Achieved SERS enhancement factors up to 10^9 with low error

Demonstrated reproducibility in SERS enhancement in nanosphere-plane junctions

Discovered nonlinear SERS effects at low laser powers

Abstract

Surface enhanced Raman scattering (SERS) in nanoscale hotspots has been placed great hopes upon for identification of minimum chemical traces and in-situ investigation of single molecule structures and dynamics. However, previous work consists of either irreproducible enhancement factors (EF) from random aggregates, or moderate EFs despite better reproducibility.
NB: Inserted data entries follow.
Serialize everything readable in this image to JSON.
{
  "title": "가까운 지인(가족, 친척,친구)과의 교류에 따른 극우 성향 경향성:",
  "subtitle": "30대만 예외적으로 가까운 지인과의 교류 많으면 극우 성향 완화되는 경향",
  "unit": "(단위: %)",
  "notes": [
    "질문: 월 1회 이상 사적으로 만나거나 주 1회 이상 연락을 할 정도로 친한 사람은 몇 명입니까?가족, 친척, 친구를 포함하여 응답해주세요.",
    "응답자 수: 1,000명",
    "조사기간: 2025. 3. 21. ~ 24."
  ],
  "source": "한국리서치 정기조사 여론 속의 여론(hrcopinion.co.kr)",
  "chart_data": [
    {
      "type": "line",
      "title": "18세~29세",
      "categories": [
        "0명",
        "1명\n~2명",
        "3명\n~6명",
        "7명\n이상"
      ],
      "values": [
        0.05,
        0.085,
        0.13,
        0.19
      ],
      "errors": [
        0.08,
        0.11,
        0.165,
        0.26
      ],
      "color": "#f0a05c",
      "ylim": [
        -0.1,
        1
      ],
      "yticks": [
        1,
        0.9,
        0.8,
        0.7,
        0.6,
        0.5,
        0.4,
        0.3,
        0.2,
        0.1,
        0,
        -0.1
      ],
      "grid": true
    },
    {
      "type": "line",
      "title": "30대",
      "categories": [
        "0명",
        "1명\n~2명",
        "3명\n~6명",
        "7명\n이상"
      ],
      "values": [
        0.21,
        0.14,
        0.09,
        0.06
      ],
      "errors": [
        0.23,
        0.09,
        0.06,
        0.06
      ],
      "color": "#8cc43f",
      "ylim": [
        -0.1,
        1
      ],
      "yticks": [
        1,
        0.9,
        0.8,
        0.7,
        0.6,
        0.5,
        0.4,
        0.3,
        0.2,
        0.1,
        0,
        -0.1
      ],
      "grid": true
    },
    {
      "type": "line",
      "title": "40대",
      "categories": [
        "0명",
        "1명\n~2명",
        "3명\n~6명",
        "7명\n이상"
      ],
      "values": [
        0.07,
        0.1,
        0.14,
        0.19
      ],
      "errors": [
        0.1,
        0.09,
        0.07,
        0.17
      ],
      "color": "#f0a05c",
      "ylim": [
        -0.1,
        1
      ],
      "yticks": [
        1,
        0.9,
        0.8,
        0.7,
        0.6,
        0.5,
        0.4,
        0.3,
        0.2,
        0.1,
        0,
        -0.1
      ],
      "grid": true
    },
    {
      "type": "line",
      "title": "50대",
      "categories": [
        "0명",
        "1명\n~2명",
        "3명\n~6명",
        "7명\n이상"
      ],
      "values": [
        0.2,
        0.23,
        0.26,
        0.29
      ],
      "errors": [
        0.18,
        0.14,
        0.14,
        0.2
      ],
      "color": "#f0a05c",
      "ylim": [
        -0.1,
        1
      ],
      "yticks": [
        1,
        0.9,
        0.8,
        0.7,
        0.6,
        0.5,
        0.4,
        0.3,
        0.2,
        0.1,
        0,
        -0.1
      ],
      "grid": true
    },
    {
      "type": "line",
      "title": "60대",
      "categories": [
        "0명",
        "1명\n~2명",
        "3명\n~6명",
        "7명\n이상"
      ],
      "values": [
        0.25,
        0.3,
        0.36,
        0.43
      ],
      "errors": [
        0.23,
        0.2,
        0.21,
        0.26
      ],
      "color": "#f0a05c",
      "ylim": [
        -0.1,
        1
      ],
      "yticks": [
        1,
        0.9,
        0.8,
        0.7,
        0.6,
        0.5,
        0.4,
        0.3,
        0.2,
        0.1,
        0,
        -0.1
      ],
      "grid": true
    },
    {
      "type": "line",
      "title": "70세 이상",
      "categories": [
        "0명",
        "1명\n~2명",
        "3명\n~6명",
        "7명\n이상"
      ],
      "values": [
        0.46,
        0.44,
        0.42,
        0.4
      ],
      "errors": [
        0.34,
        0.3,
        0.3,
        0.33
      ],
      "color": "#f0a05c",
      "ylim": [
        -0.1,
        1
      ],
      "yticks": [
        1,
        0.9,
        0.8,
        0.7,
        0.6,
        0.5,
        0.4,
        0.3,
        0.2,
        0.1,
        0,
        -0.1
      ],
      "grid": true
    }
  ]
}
Consequently, systematic study of SERS at the single and few molecules level is still very limited, and the promised applications are far from being realized. Here we report EFs as high as the most intense hotspots in previous work yet achieved in a reproducible and well controlled manner, that is, electromagnetic EFs (EMEF) of 10^9~10 with an error down to 10^+/-0.08 from gold nanospheres on atomically flat gold planes under radially polarized (RP) laser excitation. In addition, our experiment reveals the EF's unexpected nonlinearity under as low as hundreds of nanowatts of laser power.